In certain instances, prior to recording the deed of trust, the lender must attempt to contact the homeowner to explore options that avoid foreclosure. This recent requirement, however, does not apply to loans purchased or serviced by federal, state or local housing agencies such as the Federal National Mortgage Association, Federal Home Loan Mortgage Corporation or mortgages that were collateralized as securities.3

The Arizona Supreme Court in the famous Baker vs. Gardner  caseheld that any lender holding a deed of trust on a residence may not waive the purchase money security and sue to collect a Deficiency (as in our $30,000 example). The objective in enacting A.R.S. § 33-814(G) was to “abolish the personal liability of those who give deeds of trust encumbering properties of 2.5 acres or less and used for single-family or two-family dwellings.” This anti-Deficiency protection is also applicable to investor-owned residential properties. So, too, the anti-Deficiency protection is available in the event the homeowner renews or refinances the residence.

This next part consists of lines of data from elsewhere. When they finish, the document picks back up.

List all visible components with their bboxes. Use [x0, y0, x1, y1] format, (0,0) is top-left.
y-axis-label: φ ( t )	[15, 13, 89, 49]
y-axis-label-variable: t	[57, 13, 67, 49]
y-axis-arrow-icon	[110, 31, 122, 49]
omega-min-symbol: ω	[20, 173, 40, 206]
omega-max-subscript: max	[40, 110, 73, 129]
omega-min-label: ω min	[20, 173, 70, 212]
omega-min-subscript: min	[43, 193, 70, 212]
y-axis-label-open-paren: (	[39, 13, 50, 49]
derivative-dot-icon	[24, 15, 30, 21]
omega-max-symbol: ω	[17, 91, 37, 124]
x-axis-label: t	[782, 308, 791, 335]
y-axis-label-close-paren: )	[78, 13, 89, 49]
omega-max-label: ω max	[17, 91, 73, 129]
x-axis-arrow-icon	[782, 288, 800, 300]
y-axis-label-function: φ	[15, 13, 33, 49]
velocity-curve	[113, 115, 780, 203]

Second Deeds of Trust and Home Equity Loans

Complications arise in connection with subordinate deeds of trust and home equity loans. The homeowner cannot be sued by the lien holder if the second loan was also a part of the purchase money transaction. If, however, the second loan is used to purchase a car or boat or for personal expenses, etc., the homeowner generally will be sued for the Deficiency. In the case of second mortgages and deeds of trust, homeowners should consult an attorney to ascertain their rights.

Other Liabilities of Homeowners

If a homeowner has damaged the property or physically abused or destroyed it, the homeowner can be sued by the lender for damages. Therefore, it is important to maintain insurance coverage until the trustee sale is completed.

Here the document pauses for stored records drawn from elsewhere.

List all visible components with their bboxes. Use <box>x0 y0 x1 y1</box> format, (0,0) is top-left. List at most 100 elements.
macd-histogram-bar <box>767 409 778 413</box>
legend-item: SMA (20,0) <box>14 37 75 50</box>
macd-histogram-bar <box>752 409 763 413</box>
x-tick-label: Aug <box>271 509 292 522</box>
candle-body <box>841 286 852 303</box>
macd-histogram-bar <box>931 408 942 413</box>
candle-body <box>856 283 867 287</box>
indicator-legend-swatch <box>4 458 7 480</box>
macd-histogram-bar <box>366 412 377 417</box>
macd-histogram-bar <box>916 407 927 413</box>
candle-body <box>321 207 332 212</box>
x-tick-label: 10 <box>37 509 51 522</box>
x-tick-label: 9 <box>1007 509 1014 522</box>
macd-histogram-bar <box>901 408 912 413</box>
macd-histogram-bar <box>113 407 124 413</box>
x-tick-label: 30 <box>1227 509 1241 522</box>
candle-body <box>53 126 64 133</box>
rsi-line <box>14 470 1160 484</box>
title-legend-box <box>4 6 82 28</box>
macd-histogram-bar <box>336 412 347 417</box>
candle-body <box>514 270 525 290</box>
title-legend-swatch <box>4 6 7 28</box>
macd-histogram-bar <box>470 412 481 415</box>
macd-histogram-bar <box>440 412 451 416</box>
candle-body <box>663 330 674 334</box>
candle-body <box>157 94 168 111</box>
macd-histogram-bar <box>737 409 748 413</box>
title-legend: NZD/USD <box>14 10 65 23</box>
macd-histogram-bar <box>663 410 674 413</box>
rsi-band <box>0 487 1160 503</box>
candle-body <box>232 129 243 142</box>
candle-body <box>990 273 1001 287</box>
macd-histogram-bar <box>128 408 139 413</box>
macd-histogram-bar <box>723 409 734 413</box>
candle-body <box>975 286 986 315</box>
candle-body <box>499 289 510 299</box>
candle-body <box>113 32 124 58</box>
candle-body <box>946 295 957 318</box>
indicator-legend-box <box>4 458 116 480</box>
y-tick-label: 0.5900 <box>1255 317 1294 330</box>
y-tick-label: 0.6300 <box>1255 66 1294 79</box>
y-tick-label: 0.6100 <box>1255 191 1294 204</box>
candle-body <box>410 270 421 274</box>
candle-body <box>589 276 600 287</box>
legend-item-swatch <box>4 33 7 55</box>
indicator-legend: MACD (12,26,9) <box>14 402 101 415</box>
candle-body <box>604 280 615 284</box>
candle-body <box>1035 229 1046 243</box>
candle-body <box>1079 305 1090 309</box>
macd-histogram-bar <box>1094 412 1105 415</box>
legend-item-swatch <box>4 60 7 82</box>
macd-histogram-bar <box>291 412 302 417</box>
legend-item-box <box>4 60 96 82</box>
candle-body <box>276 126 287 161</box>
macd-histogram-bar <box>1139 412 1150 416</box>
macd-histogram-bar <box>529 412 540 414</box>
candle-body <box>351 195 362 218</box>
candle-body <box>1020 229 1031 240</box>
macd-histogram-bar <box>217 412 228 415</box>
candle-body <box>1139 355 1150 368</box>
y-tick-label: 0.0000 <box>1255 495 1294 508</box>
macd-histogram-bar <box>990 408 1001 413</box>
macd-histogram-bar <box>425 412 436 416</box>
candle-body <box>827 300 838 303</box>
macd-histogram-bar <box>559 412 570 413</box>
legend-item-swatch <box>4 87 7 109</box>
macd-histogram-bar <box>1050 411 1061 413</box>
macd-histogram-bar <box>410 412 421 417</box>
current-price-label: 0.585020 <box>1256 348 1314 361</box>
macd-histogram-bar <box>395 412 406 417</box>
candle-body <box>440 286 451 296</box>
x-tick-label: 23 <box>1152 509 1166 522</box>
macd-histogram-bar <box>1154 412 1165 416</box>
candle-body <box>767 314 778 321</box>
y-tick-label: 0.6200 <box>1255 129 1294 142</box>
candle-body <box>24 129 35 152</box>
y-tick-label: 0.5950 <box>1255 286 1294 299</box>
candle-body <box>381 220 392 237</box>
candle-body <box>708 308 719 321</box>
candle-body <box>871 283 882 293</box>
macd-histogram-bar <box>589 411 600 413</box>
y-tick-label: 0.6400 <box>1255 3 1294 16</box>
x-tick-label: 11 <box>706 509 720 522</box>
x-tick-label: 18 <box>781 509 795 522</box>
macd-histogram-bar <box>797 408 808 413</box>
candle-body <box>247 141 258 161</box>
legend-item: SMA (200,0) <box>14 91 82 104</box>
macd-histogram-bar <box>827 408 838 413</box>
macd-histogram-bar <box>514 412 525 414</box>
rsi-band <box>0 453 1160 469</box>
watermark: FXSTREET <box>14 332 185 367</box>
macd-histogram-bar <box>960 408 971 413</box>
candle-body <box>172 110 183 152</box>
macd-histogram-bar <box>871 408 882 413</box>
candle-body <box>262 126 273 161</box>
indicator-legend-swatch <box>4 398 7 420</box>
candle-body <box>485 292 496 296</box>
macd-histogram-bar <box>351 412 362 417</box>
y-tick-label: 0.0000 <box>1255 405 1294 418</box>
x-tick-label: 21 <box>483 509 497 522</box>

Homeowner Association (“HOA”) fees generally are the personal liability of the homeowner, and initiation of a foreclosure proceeding on the property does not eliminate that obligation. The homeowner often will be sued for such delinquent fees. Therefore, HOA fees must be paid until the trustee sale is completed.

Homeowner Options

If the homeowner is exposed to a potential Deficiency, various options could and should be considered, including (1) a short sale of the property with consent and waiver of claims by all lien holders; (2) deed in lieu of foreclosure, i.e. giving the property back to the lender in consideration of the lender waiving all claims; (3) loan modification efforts with the lender; and (4) in extreme cases, filing personal bankruptcy.

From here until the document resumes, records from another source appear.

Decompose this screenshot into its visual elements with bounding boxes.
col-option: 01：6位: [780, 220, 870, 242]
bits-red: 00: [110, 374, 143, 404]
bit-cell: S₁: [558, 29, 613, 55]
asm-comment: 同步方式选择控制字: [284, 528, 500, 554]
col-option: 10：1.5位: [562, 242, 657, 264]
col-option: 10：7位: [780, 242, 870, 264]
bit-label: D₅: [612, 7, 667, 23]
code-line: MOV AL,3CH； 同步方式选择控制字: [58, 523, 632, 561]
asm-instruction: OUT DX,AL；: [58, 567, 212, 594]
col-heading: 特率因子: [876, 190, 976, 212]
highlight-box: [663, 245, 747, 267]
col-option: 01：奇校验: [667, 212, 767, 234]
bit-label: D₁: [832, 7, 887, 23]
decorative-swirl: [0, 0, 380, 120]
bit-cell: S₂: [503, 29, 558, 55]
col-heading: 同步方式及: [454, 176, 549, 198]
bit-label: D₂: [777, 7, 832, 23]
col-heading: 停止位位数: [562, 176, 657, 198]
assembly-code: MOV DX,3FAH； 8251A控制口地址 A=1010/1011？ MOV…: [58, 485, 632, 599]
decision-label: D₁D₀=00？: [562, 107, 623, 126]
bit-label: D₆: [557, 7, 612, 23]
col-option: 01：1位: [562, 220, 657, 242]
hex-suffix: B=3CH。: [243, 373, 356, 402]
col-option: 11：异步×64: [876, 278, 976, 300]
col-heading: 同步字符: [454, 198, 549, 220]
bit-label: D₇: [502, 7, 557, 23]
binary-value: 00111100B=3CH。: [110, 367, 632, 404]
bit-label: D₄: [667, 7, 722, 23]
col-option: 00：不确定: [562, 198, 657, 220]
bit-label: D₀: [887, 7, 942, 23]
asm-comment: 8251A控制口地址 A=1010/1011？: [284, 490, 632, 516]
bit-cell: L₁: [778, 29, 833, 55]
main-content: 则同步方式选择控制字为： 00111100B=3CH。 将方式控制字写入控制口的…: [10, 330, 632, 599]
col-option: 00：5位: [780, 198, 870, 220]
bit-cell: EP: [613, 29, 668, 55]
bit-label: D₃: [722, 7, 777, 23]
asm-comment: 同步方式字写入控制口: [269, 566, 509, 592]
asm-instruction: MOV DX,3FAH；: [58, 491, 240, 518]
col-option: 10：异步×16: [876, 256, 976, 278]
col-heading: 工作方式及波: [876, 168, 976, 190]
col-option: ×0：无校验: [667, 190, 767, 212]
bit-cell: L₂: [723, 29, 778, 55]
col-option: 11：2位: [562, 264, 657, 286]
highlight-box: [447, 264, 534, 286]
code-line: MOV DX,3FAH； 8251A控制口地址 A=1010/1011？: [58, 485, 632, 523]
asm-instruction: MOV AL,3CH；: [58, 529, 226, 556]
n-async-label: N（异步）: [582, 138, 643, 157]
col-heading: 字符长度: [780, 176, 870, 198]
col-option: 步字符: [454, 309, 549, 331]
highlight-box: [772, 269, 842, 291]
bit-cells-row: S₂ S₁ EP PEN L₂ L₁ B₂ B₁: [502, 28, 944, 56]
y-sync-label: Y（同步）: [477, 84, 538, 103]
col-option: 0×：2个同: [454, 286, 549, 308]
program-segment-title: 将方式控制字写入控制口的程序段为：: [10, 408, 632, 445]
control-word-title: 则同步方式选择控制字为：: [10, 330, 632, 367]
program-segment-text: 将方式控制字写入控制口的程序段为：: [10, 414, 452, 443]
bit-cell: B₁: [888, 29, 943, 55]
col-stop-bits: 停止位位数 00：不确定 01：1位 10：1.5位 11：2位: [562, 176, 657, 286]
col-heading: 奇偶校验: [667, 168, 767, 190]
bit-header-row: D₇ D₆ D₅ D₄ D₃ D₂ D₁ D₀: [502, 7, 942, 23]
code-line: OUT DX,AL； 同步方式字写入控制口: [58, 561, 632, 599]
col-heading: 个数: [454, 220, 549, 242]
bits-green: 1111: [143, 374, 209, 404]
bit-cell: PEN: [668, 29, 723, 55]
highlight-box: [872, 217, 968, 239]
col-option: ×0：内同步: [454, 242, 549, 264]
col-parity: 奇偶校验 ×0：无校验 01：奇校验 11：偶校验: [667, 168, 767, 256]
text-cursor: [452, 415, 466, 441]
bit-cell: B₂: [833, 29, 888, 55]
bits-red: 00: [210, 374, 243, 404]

Each and every one of the above initiatives has long-term consequences on the homeowner’s lifestyle: ability to purchase items on credit, self-esteem and quality of life will all be affected. Any homeowner faced with a bank claiming a Deficiency should see an attorney unless the fact pattern falls squarely within the anti-Deficiency protections under Arizona law. A full array of rights, duties, responsibilities and practical strategies should be explored.